Which type of home loan is for you?

Are you in the process of trying to finance your new home?

Do you have a ton of questions on which loan program is for you?

This article will help you discover some of the differences between types of loans you can get when you are financing your home.

Most people need financing to buy a home. Even with a large down payment, you’ll need a loan to make up the rest. Fortunately, you have many options. Mortgage guidelines have loosened up in recent years, making it easier for most people to secure a loan.

Here are some examples of types of loans you can get.

Conventional Loans

Conventional loans are the type of loan that most people think of when talking about a mortgage. You don’t need a 20% down payment. Conventional loans require just 3% down for first-time homebuyers and 5% down for subsequent homebuyers.

You will need to have a decent credit score to secure a conventional loan. Conventional lenders typically require a credit score of 660+ to secure financing. In exchange for your good credit, you’ll get low rates and fees, and you can cancel any Private Mortgage Insurance once you owe less than 80% of the home’s value.

RELATED: What is private mortgage insurance?

FHA Loans

FHA loans are government-backed loans. Most people equate them with first-time home buyers, but they are a great program for any borrower who doesn’t qualify for a conventional loan.

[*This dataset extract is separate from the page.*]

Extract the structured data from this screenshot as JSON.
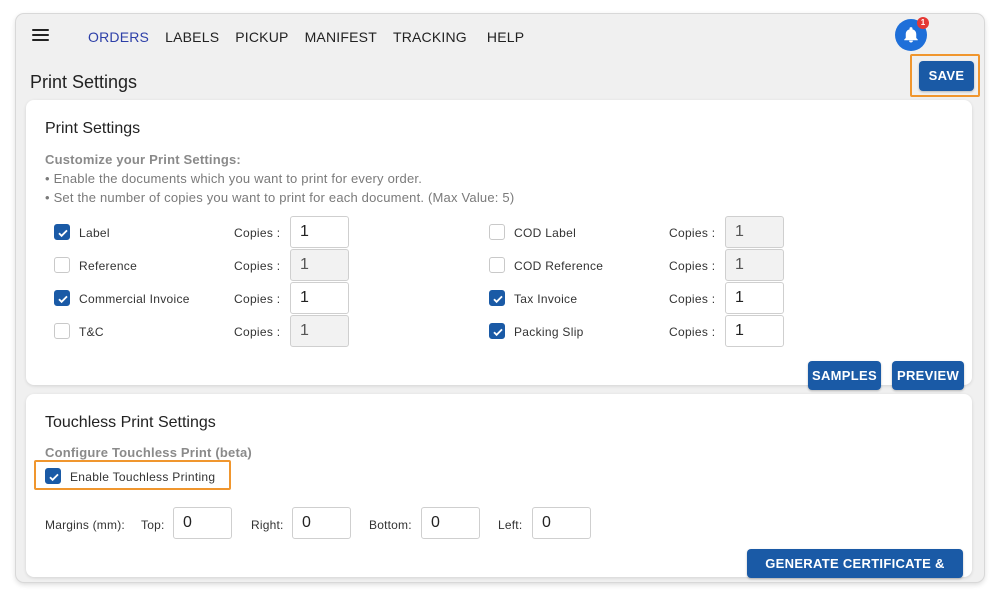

FHA loans require just a 580 credit score and a 3.5% down payment. You can have a debt-to-income ratio of as high as 50%, and can even have recent negative credit events and still qualify.

The trade off for FHA loans is you’ll pay mortgage insurance for the life of the loan, and unlike conventional loans, you can’t cancel the insurance once you owe less than 80% of the value.

VA Loans

VA loans are government-backed loans for military members. If you served at least 181 days during peacetime and had an honorable discharge, you may be eligible. The VA loan has the most flexible guidelines and doesn’t even require a down payment. They provide 100% financing.

VA borrowers need a 620+ credit score and can have a debt-to-income ratio as high as 50%. The VA is also lenient about any recent negative credit events.

VA loans don’t charge mortgage insurance, but there is an upfront funding fee that all veterans pay.

USDA Loans

If you’re a low to a moderate-income family with good credit, but you can’t qualify for any other loan program, the USDA loan may be a good option. You’ll need at least a 640 credit score and your total household income must be less than 115% of the average income for the area.

You must also prove you don’t qualify for any other loan program and that you’ll live in a USDA-designated rural area.

Conclusion

Choose the mortgage loan that is right for you. A mortgage can last for 15 to 30 years, so look at your options carefully. Whether you have a 20% down payment or 3%, as long as you have decent credit and stable income, there are loan programs available for you.

Your mortgage is one of the most important pieces of the puzzle when you’re thinking about homeownership. Evaluate your options early and get as many quotes as possible to get the most affordable loan for your needs.